My number one choice is the R&B Pediatric Pack:
http://www.savelives.com/product/rb-purple-pediatric-pack-6132.cfm

*If you have used this bag I would like your input; good or bad. Also, if you have used another bag that you like let me know what you think of it.*

My reasons for recommending against replacing our worn out Broselow system with the same:

1) *Size*: Since we have to carry in the monitor, oxygen and combo bag (for drugs) as well cutting down on size is important. Space is also limited in our truck for larger bags.

2) *Ease of Use*: Current system put most needed supplies at back of bag (BVM) and secondary airways.
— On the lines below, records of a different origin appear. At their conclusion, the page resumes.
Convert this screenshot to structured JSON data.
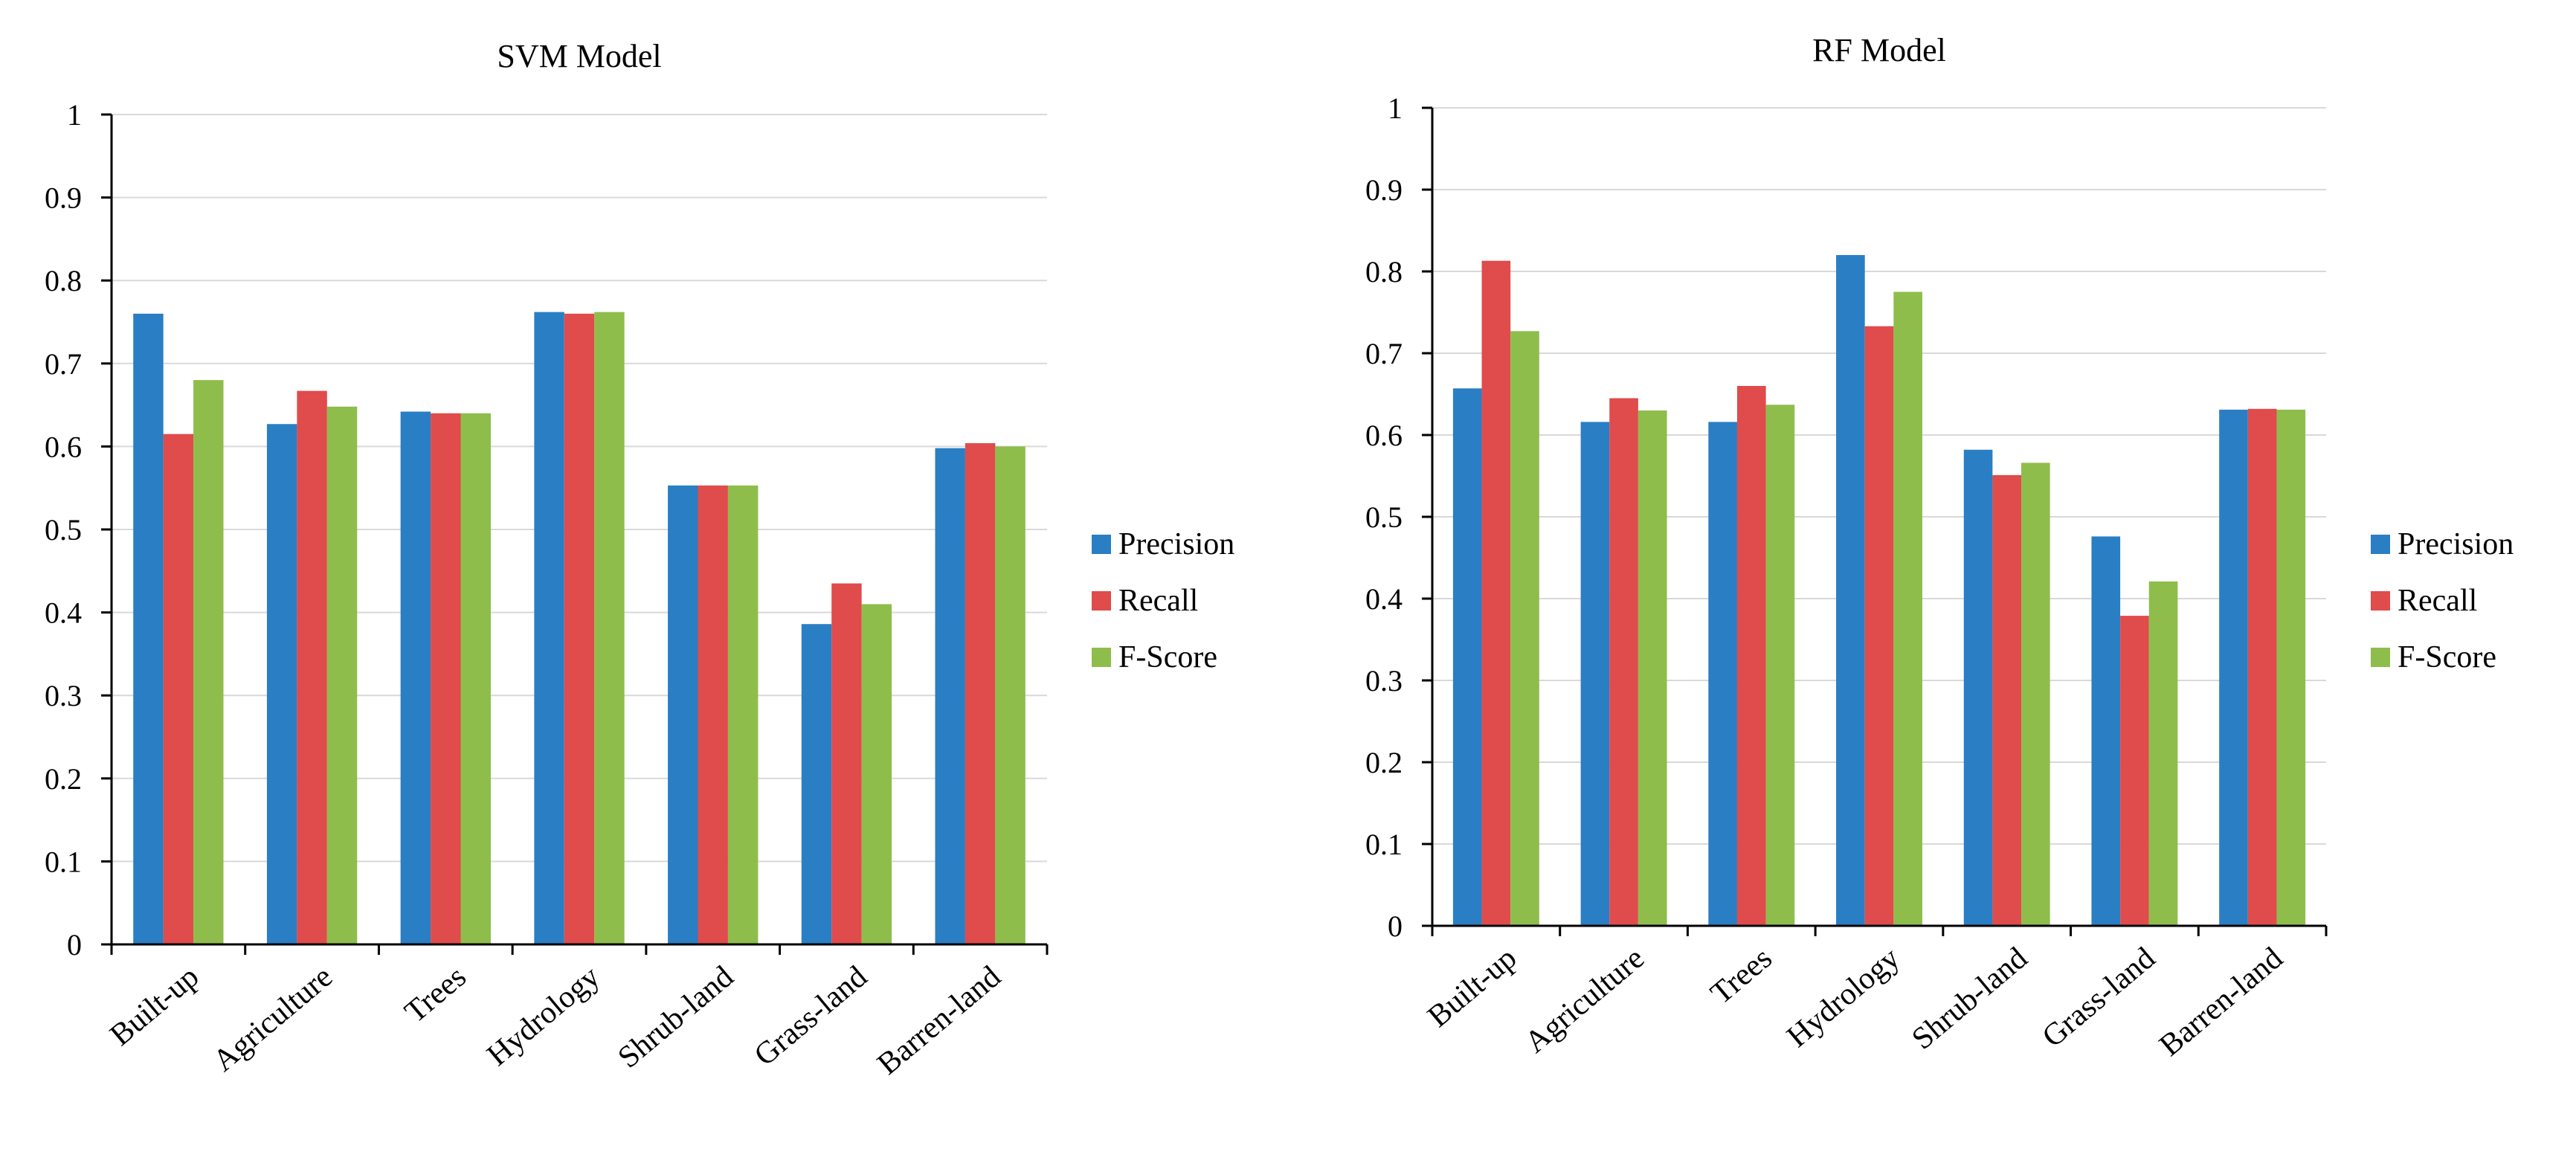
{
  "colors": {
    "precision": "#2a7ec4",
    "recall": "#e04b4b",
    "fscore": "#8ebd4c",
    "grid": "#d9d9d9",
    "axis": "#000000"
  },
  "chart_data": [
    {
      "type": "bar",
      "title": "SVM Model",
      "xlabel": "",
      "ylabel": "",
      "ylim": [
        0,
        1
      ],
      "yticks": [
        "0",
        "0.1",
        "0.2",
        "0.3",
        "0.4",
        "0.5",
        "0.6",
        "0.7",
        "0.8",
        "0.9",
        "1"
      ],
      "grid": true,
      "legend_position": "right",
      "categories": [
        "Built-up",
        "Agriculture",
        "Trees",
        "Hydrology",
        "Shrub-land",
        "Grass-land",
        "Barren-land"
      ],
      "series": [
        {
          "name": "Precision",
          "color_key": "precision",
          "values": [
            0.76,
            0.627,
            0.642,
            0.762,
            0.553,
            0.386,
            0.598
          ]
        },
        {
          "name": "Recall",
          "color_key": "recall",
          "values": [
            0.615,
            0.667,
            0.64,
            0.76,
            0.553,
            0.435,
            0.604
          ]
        },
        {
          "name": "F-Score",
          "color_key": "fscore",
          "values": [
            0.68,
            0.648,
            0.64,
            0.762,
            0.553,
            0.41,
            0.6
          ]
        }
      ]
    },
    {
      "type": "bar",
      "title": "RF Model",
      "xlabel": "",
      "ylabel": "",
      "ylim": [
        0,
        1
      ],
      "yticks": [
        "0",
        "0.1",
        "0.2",
        "0.3",
        "0.4",
        "0.5",
        "0.6",
        "0.7",
        "0.8",
        "0.9",
        "1"
      ],
      "grid": true,
      "legend_position": "right",
      "categories": [
        "Built-up",
        "Agriculture",
        "Trees",
        "Hydrology",
        "Shrub-land",
        "Grass-land",
        "Barren-land"
      ],
      "series": [
        {
          "name": "Precision",
          "color_key": "precision",
          "values": [
            0.657,
            0.616,
            0.616,
            0.82,
            0.582,
            0.476,
            0.631
          ]
        },
        {
          "name": "Recall",
          "color_key": "recall",
          "values": [
            0.813,
            0.645,
            0.66,
            0.733,
            0.551,
            0.379,
            0.632
          ]
        },
        {
          "name": "F-Score",
          "color_key": "fscore",
          "values": [
            0.727,
            0.63,
            0.637,
            0.775,
            0.566,
            0.421,
            0.631
          ]
        }
      ]
    }
  ]
}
Even if you grab the correct color the laryngoscope handle, CO2 detector and tube holder must still be found elsewhere in the bag.

3) *Cost*: The Broselow system results in the duplication of supplies that are rarely used so we won't be replacing as many unused supplies.

Any thoughts on the topic are greatly appreciated.


----------



## Household6 (Feb 26, 2013)

I'm not a fan of zippers, I like all the velcro and the way you have an option of using the quick release straps instead of the zippers.


----------



## Veneficus (Feb 26, 2013)

I hae seen places put their own bags together using the same color system as the Broselow.

One of the more compact I saw eliminated the smaller sizes due to the lack of calls in those ranges.

I have seen seperate jump kits and airway bags for peds/neonates.

I like the broselow tape as a very useful reference tool. But don't really see the practical benefit of having pre-drawn meds. It is not wise to give a med without checking for the proper dose and verifying the proper dose before pushing it. 

I have seen many medics in my time think the dose of things like lidocaine, bicarb, etc was "one prefilled syringe full." I have seen many adult patients underdosed doing this and many peds overdosed.

Whether that is in a prefil or a generic syringe is really of no consequence.

I also think that many people are not comfortable with peds so there is benefit in slowing down the actions and thought processes.

It is not unheard of for services to move away from peds intubation, so eliminating that may cut down on the equipment carried as a benefit. 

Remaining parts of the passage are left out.